Fidèle aux liens indéfectibles l’unissant à la cité balnéaire landaise, Cécile Valey transporte une nouvelle fois le lecteur sur les bords du lac de Biscarrosse. Un lieu de féérie et de mythologie, dans lequel l’on s’immerge avec frissons.
À PROPOS DE L'AUTEURE
Cécile Valey - Originaire des Landes, je suis née à Arcachon, ai vécu jusqu’à mes 18 ans à Biscarrosse, d’où je suis partie pour suivre des études d’histoire à l’université de Bordeaux III (maîtrise d’histoire contemporaine et CAPES).

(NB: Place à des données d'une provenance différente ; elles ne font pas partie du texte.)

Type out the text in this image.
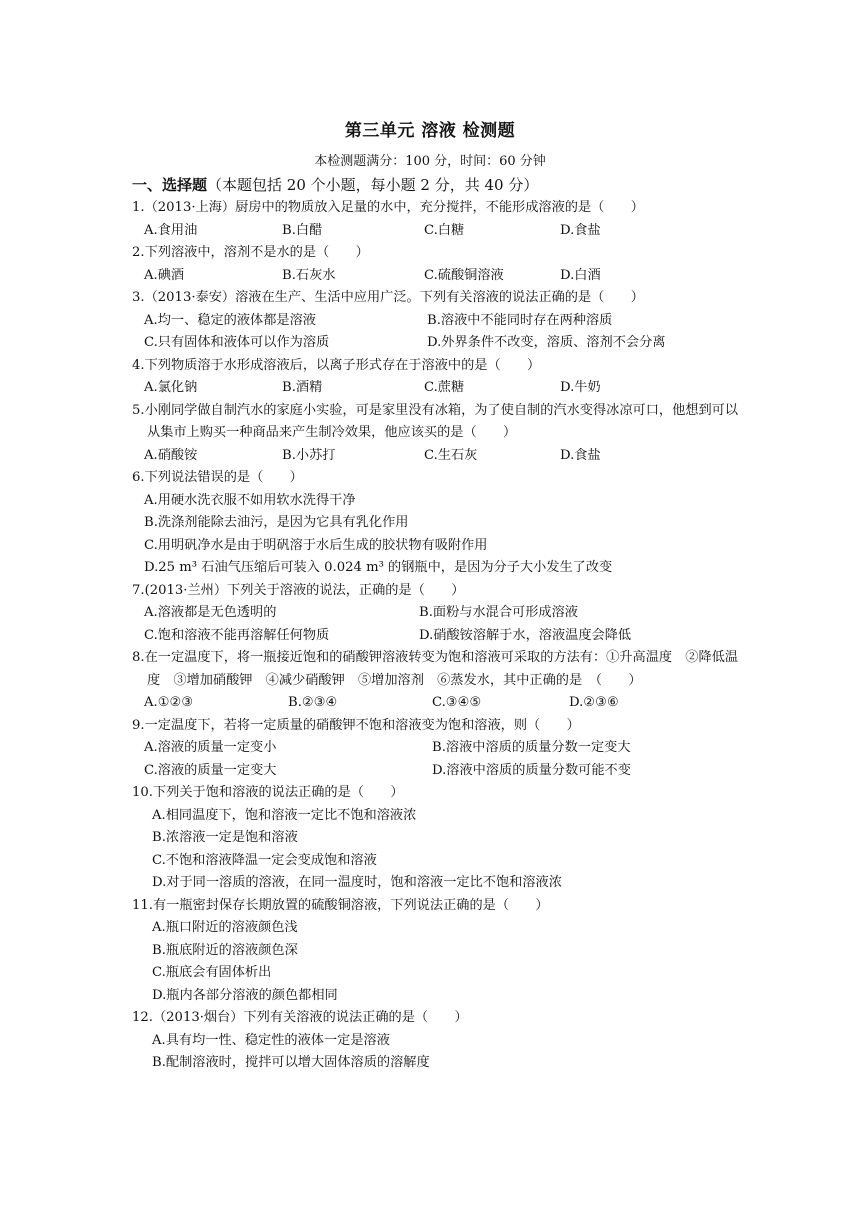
第三单元 溶液 检测题
本检测题满分：100 分，时间：60 分钟
一、选择题（本题包括 20 个小题，每小题 2 分，共 40 分）
1.（2013·上海）厨房中的物质放入足量的水中，充分搅拌，不能形成溶液的是（　　）
A.食用油	B.白醋	C.白糖	D.食盐
2.下列溶液中，溶剂不是水的是（　　）
A.碘酒	B.石灰水	C.硫酸铜溶液	D.白酒
3.（2013·泰安）溶液在生产、生活中应用广泛。下列有关溶液的说法正确的是（　　）
A.均一、稳定的液体都是溶液	B.溶液中不能同时存在两种溶质
C.只有固体和液体可以作为溶质	D.外界条件不改变，溶质、溶剂不会分离
4.下列物质溶于水形成溶液后，以离子形式存在于溶液中的是（　　）
A.氯化钠	B.酒精	C.蔗糖	D.牛奶
5.小刚同学做自制汽水的家庭小实验，可是家里没有冰箱，为了使自制的汽水变得冰凉可口，他想到可以从集市上购买一种商品来产生制冷效果，他应该买的是（　　）
A.硝酸铵	B.小苏打	C.生石灰	D.食盐
6.下列说法错误的是（　　）
A.用硬水洗衣服不如用软水洗得干净
B.洗涤剂能除去油污，是因为它具有乳化作用
C.用明矾净水是由于明矾溶于水后生成的胶状物有吸附作用
D.25 m³ 石油气压缩后可装入 0.024 m³ 的钢瓶中，是因为分子大小发生了改变
7.(2013·兰州）下列关于溶液的说法，正确的是（　　）
A.溶液都是无色透明的	B.面粉与水混合可形成溶液
C.饱和溶液不能再溶解任何物质	D.硝酸铵溶解于水，溶液温度会降低
8.在一定温度下，将一瓶接近饱和的硝酸钾溶液转变为饱和溶液可采取的方法有：①升高温度　②降低温度　③增加硝酸钾　④减少硝酸钾　⑤增加溶剂　⑥蒸发水，其中正确的是　（　　）
A.①②③	B.②③④	C.③④⑤	D.②③⑥
9.一定温度下，若将一定质量的硝酸钾不饱和溶液变为饱和溶液，则（　　）
A.溶液的质量一定变小	B.溶液中溶质的质量分数一定变大
C.溶液的质量一定变大	D.溶液中溶质的质量分数可能不变
10.下列关于饱和溶液的说法正确的是（　　）
A.相同温度下，饱和溶液一定比不饱和溶液浓
B.浓溶液一定是饱和溶液
C.不饱和溶液降温一定会变成饱和溶液
D.对于同一溶质的溶液，在同一温度时，饱和溶液一定比不饱和溶液浓
11.有一瓶密封保存长期放置的硫酸铜溶液，下列说法正确的是（　　）
A.瓶口附近的溶液颜色浅
B.瓶底附近的溶液颜色深
C.瓶底会有固体析出
D.瓶内各部分溶液的颜色都相同
12.（2013·烟台）下列有关溶液的说法正确的是（　　）
A.具有均一性、稳定性的液体一定是溶液
B.配制溶液时，搅拌可以增大固体溶质的溶解度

J’adore depuis toujours les énigmes d’Agatha Christie, et admire aussi celles de Michel Bussi. Mon livre de chevet est paradoxalement –ce n’est pas un policier- Jane Eyre, dont je lis et relis régulièrement des passages. Dans mes romans, j’essaie de réunir plusieurs de mes passions : l’écriture, l’Histoire et les Landes. Je m’inspire de la ville de Biscarrosse pour situer mes histoires : dans La forêt assassine, j’essaie de restituer son cadre généreux, propice à la naissance de légendes depuis des centaines d’années. Dans Caché sous la dune, j’utilise les envoutantes dunes de sable du cordon littoral et l’imposante architecture de l’Hôtel de la plage pour conter les aventures de Véra Clouzot et de Rémy. Cette petite cité du Born est ma muse pour inventer des intrigues mêlant passé et présent.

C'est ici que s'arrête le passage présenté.